Фейнман: Это результат очень плохого образования. Изучая физику, каждый со временем приходит к пониманию: мы знаем лишь малую толику того, что происходит в нашем мире. Наши теории действительно очень ограниченны.
Журналист: Сильно ли меняется взгляд физиков на качественные следствия уравнений?
Фейнман: О да! Но мы в этом не слишком сильны. Дирак сказал, «понять физическую проблему — значит быть способным видеть ответ, не решая самих уравнений». Может быть, он преувеличивает, может быть, решение уравнений — это опыт, который необходим для более глубокого понимания, но пока вы не поняли, вы решаете уравнения.
Журналист: Как преподаватель, чем вы можете поддержать такую способность?
Фейнман: Я не знаю. У меня нет способа прояснить, до какой степени четко я излагаю мысли своим студентам.
Журналист: Проследят ли когда-нибудь историки науки за деятельностью ваших студентов, как это было со студентами Резерфорда, Нильса Бора и Ферми?
Фейнман: Сомневаюсь.
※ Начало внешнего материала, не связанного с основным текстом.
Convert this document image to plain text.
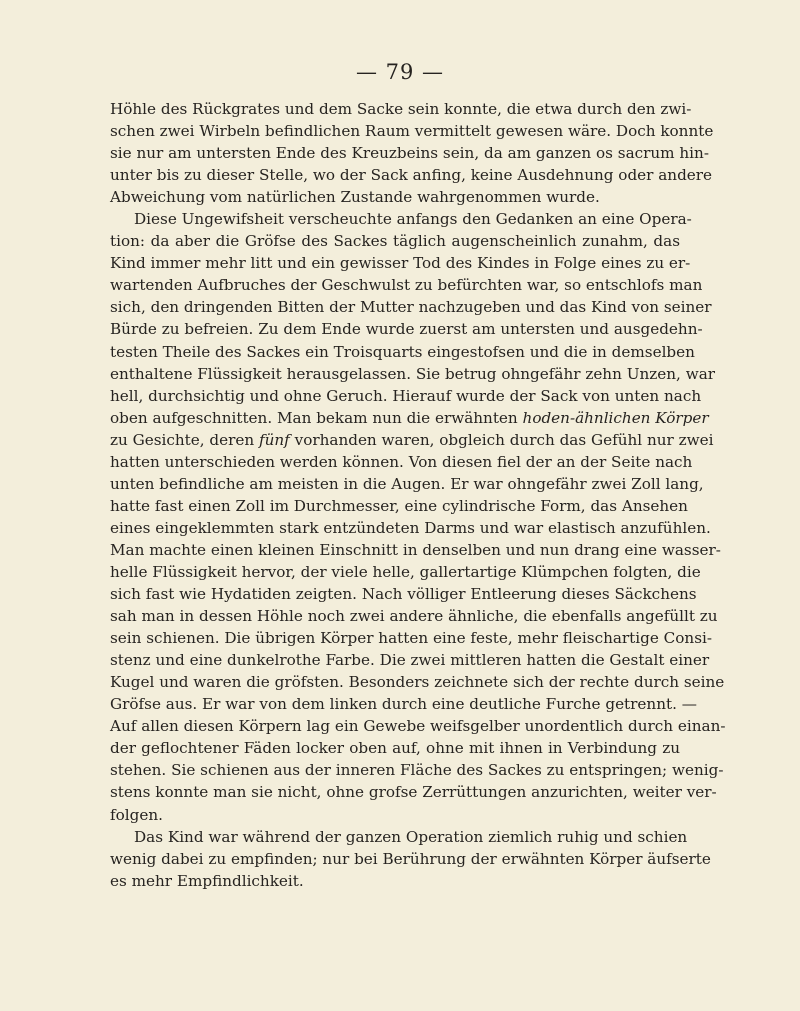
— 79 —
Höhle des Rückgrates und dem Sacke sein konnte, die etwa durch den zwi-
schen zwei Wirbeln befindlichen Raum vermittelt gewesen wäre. Doch konnte
sie nur am untersten Ende des Kreuzbeins sein, da am ganzen os sacrum hin-
unter bis zu dieser Stelle, wo der Sack anfing, keine Ausdehnung oder andere
Abweichung vom natürlichen Zustande wahrgenommen wurde.
Diese Ungewifsheit verscheuchte anfangs den Gedanken an eine Opera-
tion: da aber die Gröfse des Sackes täglich augenscheinlich zunahm, das
Kind immer mehr litt und ein gewisser Tod des Kindes in Folge eines zu er-
wartenden Aufbruches der Geschwulst zu befürchten war, so entschlofs man
sich, den dringenden Bitten der Mutter nachzugeben und das Kind von seiner
Bürde zu befreien. Zu dem Ende wurde zuerst am untersten und ausgedehn-
testen Theile des Sackes ein Troisquarts eingestofsen und die in demselben
enthaltene Flüssigkeit herausgelassen. Sie betrug ohngefähr zehn Unzen, war
hell, durchsichtig und ohne Geruch. Hierauf wurde der Sack von unten nach
oben aufgeschnitten. Man bekam nun die erwähnten hoden-ähnlichen Körper
zu Gesichte, deren fünf vorhanden waren, obgleich durch das Gefühl nur zwei
hatten unterschieden werden können. Von diesen fiel der an der Seite nach
unten befindliche am meisten in die Augen. Er war ohngefähr zwei Zoll lang,
hatte fast einen Zoll im Durchmesser, eine cylindrische Form, das Ansehen
eines eingeklemmten stark entzündeten Darms und war elastisch anzufühlen.
Man machte einen kleinen Einschnitt in denselben und nun drang eine wasser-
helle Flüssigkeit hervor, der viele helle, gallertartige Klümpchen folgten, die
sich fast wie Hydatiden zeigten. Nach völliger Entleerung dieses Säckchens
sah man in dessen Höhle noch zwei andere ähnliche, die ebenfalls angefüllt zu
sein schienen. Die übrigen Körper hatten eine feste, mehr fleischartige Consi-
stenz und eine dunkelrothe Farbe. Die zwei mittleren hatten die Gestalt einer
Kugel und waren die gröfsten. Besonders zeichnete sich der rechte durch seine
Gröfse aus. Er war von dem linken durch eine deutliche Furche getrennt. —
Auf allen diesen Körpern lag ein Gewebe weifsgelber unordentlich durch einan-
der geflochtener Fäden locker oben auf, ohne mit ihnen in Verbindung zu
stehen. Sie schienen aus der inneren Fläche des Sackes zu entspringen; wenig-
stens konnte man sie nicht, ohne grofse Zerrüttungen anzurichten, weiter ver-
folgen.
Das Kind war während der ganzen Operation ziemlich ruhig und schien
wenig dabei zu empfinden; nur bei Berührung der erwähnten Körper äufserte
es mehr Empfindlichkeit.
Я постоянно разочаровываюсь в своих студентах. Я не тот учитель, который знает, что делает.
Журналист: Но вы можете проследить за своим влиянием другим способом, скажем, влиянием на вас Ганса Бете или Джона Уилера?..
Фейнман: Конечно. Но я не знаю, каково мое влияние. Возможно, это мой характер — не знаю. Я не психолог и не социолог, я не понимаю людей, даже себя. Вы спросите, как этот парень учит, что его оправдывает, если он сам не знает, что делает? Так или иначе, я люблю учить. Мне нравится обдумывать новые способы взгляда на вехци — объяснять, делать их более понятными; правда, возможно, я не делаю их понятнее. Возможно, то, что я делаю, просто развлекает меня.
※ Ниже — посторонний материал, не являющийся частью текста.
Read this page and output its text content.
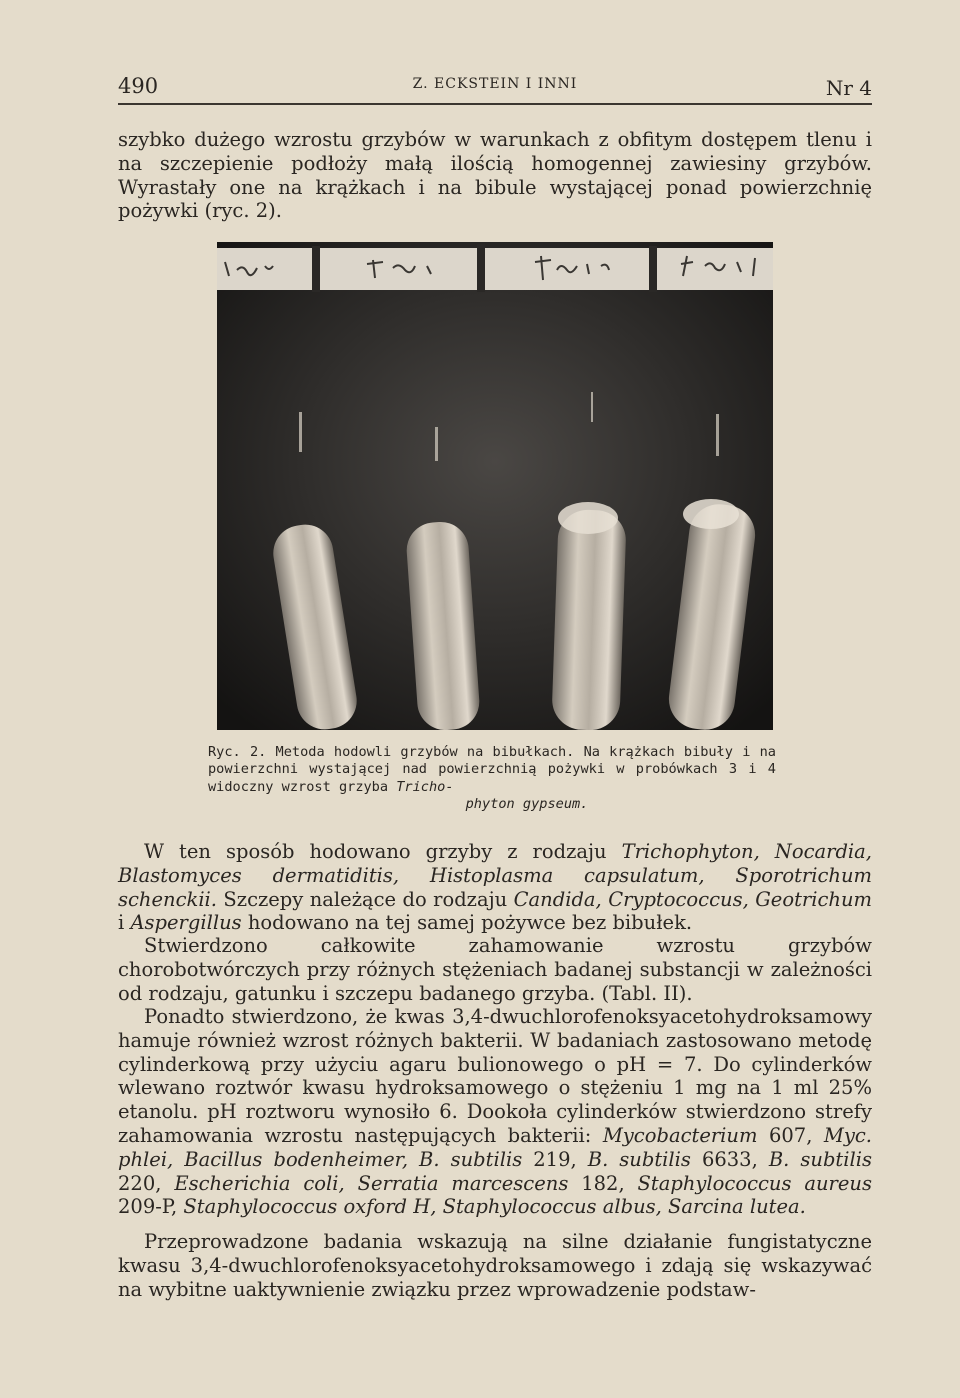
490	Z. ECKSTEIN I INNI	Nr 4

szybko dużego wzrostu grzybów w warunkach z obfitym dostępem tlenu i na szczepienie podłoży małą ilością homogennej zawiesiny grzybów. Wyrastały one na krążkach i na bibule wystającej ponad powierzchnię pożywki (ryc. 2).

Ryc. 2. Metoda hodowli grzybów na bibułkach. Na krążkach bibuły i na powierzchni wystającej nad powierzchnią pożywki w probówkach 3 i 4 widoczny wzrost grzyba Tricho-
phyton gypseum.

W ten sposób hodowano grzyby z rodzaju Trichophyton, Nocardia, Blastomyces dermatiditis, Histoplasma capsulatum, Sporotrichum schenckii. Szczepy należące do rodzaju Candida, Cryptococcus, Geotrichum i Aspergillus hodowano na tej samej pożywce bez bibułek.

Stwierdzono całkowite zahamowanie wzrostu grzybów chorobotwórczych przy różnych stężeniach badanej substancji w zależności od rodzaju, gatunku i szczepu badanego grzyba. (Tabl. II).

Ponadto stwierdzono, że kwas 3,4-dwuchlorofenoksyacetohydroksamowy hamuje również wzrost różnych bakterii. W badaniach zastosowano metodę cylinderkową przy użyciu agaru bulionowego o pH = 7. Do cylinderków wlewano roztwór kwasu hydroksamowego o stężeniu 1 mg na 1 ml 25% etanolu. pH roztworu wynosiło 6. Dookoła cylinderków stwierdzono strefy zahamowania wzrostu następujących bakterii: Mycobacterium 607, Myc. phlei, Bacillus bodenheimer, B. subtilis 219, B. subtilis 6633, B. subtilis 220, Escherichia coli, Serratia marcescens 182, Staphylococcus aureus 209-P, Staphylococcus oxford H, Staphylococcus albus, Sarcina lutea.

Przeprowadzone badania wskazują na silne działanie fungistatyczne kwasu 3,4-dwuchlorofenoksyacetohydroksamowego i zdają się wskazywać na wybitne uaktywnienie związku przez wprowadzenie podstaw-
Я научился жить, не зная чего-то. Я не уверен, что добился успеха, но как я уже говорил раньше, что касается науки, я отдаю себе отчет в своем незнании. И меня восхищает необъятность мира!
Журналист: Когда вы вернулись в офис, вы приостановили обсуждение лекции по поводу цветного зрения. Это достаточно далеко от фундаментальной физики, не так ли? Не скажет ли вам физиолог, что вы «вторглись на чужую территорию»?
Фейнман: Физиология? Разве это физиология? Дайте мне немного времени, и я прочту лекцию о чем-нибудь из физиологии. Мне доставляет удовольствие ее изучать и узнавать в ней разные вещи — я вам могу гарантировать, что это будет интересно. Я ничего не знаю, но я твердо знаю, как любое явление становится интересным, если начинаешь изучать его достаточно глубоко.
Мой сын думает так же, хотя круг его интересов гораздо шире моего в его возрасте. Он интересуется магией, компьютерным программированием, ранней историей церкви, топологией — о, ему потребуется жуткое количество времени — ведь существует столько интересных вещей. Мы любим сидеть и беседовать о том, насколько другими оказываются вещи и явления по сравнению с тем, что мы от них ожидаем; например, мы сажаем космический корабль «Викинг» на Марс и пытаемся придумать, как найти жизнь на Марсе. Да, сын во многом похож на меня, по крайней мере я передал ему по наследству эту идею — все, что интересно одному человеку, будет интересно и другому.